Он взял в руки ППШ — уже третий за эту войну, с примкнутым диском. И пошёл в пешем строю… Пешем строю в первой цепи атакующих.
03:17. Первый выстрел.
Немцы не ждали прорыва. Они не ждали такого безумия от русских. Они могли предполагать, что из руин пойдёт в атаку отборный ударный отряд, а вся неповоротливая масса людей, в центре которой — старики, женщины и дети.
Танки Орлова, ревя изношенными моторами, врезались в первую линию окопов. БТ Ветрова, стремительные тени, заскакивали с флангов. И пошла пехота. И понесли, и повели, и потащили за собой своё немыслимое, живое, стонущее и плачущее — это был исход людей из города.
Это был не бой. Это было проламывание. Ценой всего и сразу. Первый Т-34 замер, объятый пламенем, но не перестал стрелять, танкисты сгорали заживо, но прикрывали собой горожан… Через десять минут раздался взрыв, взорвался БК внутри тридцатьчетверки. Потом загорелся второй танк БТ, танки горели… Но они делали своё дело — рвали немецкую оборону, сеяли хаос. Немцы, опомнившись, начали стягивать силы, отсекать прорыв фланговым огнём. Колонна превратилась в растянутую, истекающую кровью гусеницу.
Морозов был везде. Сержант Дорохов видел, как полковник, пригнувшись, перебежал под трассерами, втащил в воронку споткнувшуюся женщину с ребёнком и крикнул: «Вперёд, не останавливаться!». Лейтенант-связист видел, как он с гранатой в руке пополз к немецкому пулемёту, который косил хвост колонны. Через минуту раздался взрыв, и пулемёт замолк.
Прорыв захлёбывался. Уже виднелся лес — чёрная, спасительная стена в полукилометре. Но эти полкилометра были политы свинцом. Колонна распадалась на кучки, залегала. Гражданские плакали, прижимаясь к земле. Казалось, всё… Финал… Смерть…
07:02. Первый луч.
Он пробился сквозь низкую, свинцовую январскую тучу на востоке. Бледный, холодный, несущий не тепло, а свет. И в этот свет, в спину немецким цепям, преграждавшим дорогу к лесу, ударили призраки.

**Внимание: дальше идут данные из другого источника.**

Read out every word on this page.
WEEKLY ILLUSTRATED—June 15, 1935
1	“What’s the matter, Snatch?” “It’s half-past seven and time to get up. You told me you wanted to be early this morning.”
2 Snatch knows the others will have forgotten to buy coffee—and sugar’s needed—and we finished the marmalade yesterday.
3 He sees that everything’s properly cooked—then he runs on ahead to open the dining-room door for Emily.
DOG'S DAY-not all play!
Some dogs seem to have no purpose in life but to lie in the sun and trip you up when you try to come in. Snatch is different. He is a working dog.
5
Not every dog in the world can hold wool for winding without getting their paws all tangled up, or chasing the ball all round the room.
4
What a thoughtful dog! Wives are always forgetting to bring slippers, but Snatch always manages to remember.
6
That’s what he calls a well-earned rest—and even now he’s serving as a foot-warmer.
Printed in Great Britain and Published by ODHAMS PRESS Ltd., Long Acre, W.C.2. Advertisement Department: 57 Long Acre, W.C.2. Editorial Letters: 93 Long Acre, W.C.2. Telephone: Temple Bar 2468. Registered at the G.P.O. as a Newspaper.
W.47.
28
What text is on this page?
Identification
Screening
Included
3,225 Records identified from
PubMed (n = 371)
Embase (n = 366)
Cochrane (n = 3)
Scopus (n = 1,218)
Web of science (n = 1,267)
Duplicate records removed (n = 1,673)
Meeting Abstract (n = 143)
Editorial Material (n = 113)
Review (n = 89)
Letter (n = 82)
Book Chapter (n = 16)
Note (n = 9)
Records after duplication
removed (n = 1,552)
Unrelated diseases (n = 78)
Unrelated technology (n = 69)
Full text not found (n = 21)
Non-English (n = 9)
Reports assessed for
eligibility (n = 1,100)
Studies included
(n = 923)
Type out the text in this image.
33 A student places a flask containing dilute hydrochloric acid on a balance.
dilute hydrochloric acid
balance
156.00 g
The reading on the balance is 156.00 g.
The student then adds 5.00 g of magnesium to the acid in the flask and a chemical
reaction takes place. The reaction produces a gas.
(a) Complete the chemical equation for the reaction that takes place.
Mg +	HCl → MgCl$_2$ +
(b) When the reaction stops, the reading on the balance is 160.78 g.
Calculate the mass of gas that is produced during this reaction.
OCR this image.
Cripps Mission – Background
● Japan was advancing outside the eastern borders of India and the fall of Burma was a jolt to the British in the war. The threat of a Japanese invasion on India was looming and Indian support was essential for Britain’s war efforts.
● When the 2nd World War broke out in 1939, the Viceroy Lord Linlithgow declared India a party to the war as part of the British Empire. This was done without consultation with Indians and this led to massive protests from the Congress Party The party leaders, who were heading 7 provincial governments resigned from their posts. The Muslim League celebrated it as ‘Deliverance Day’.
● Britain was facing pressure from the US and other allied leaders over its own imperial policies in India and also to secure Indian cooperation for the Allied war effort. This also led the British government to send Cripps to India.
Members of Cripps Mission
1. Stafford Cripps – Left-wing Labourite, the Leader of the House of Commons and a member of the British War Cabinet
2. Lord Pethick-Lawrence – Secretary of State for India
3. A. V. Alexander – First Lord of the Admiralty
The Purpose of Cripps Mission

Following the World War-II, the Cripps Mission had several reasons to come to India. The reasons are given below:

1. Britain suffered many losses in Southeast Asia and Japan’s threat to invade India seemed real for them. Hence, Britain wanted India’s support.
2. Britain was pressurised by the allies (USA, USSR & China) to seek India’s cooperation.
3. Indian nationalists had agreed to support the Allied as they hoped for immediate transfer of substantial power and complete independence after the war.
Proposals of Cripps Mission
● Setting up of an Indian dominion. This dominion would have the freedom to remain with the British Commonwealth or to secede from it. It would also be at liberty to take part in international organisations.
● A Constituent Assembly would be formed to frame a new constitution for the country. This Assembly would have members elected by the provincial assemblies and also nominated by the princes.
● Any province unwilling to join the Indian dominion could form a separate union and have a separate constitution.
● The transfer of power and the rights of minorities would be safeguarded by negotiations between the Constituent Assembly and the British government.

Они выскочили из лесной чащи бесшумно, стремительно, на длинных, самодельных лыжах. В белых маскхалатах, с автоматами и гранатами. Это были люди Носова. Партизаны, бывшие кавалеристы, лесные жители, все, кто ждал этого часа пять дней в снегу. Их удар был коротким, яростным и абсолютно неожиданным. Немцы, сосредоточенные на уничтожении прорывающейся колонны, не ожидали атаки с тыла, из «безопасного» леса.
Паника. Немецкие цепи дрогнули, смешались. И в образовавшуюся брешь хлынули остатки колонны Морозова. Уже не шли — бежали, ползли, катились. Тащили друг друга. Полковник обещал, он снова сделал, сделал невозможное, измотанные, отягощенные ранеными, женщинами, стариками, детьми колоны победили и прорвались в лес. Это было невозможно, но для Морозова было мало невозможного…
В лесу. 08:30.
Тишина. Глухая, давящая, непривычная после шести месяцев постоянного гула. Снег поглощал звуки. Между соснами, облепленными инеем, сидели, лежали, умирали спасённые. Их было не десять тысяч. Их было, может быть три. Остальные остались там, на кровавом снегу между городом и лесом. Носов, лицо которого было красным от мороза, пробирался среди них.
— Где полковник? — спрашивал он у каждого, кто мог говорить.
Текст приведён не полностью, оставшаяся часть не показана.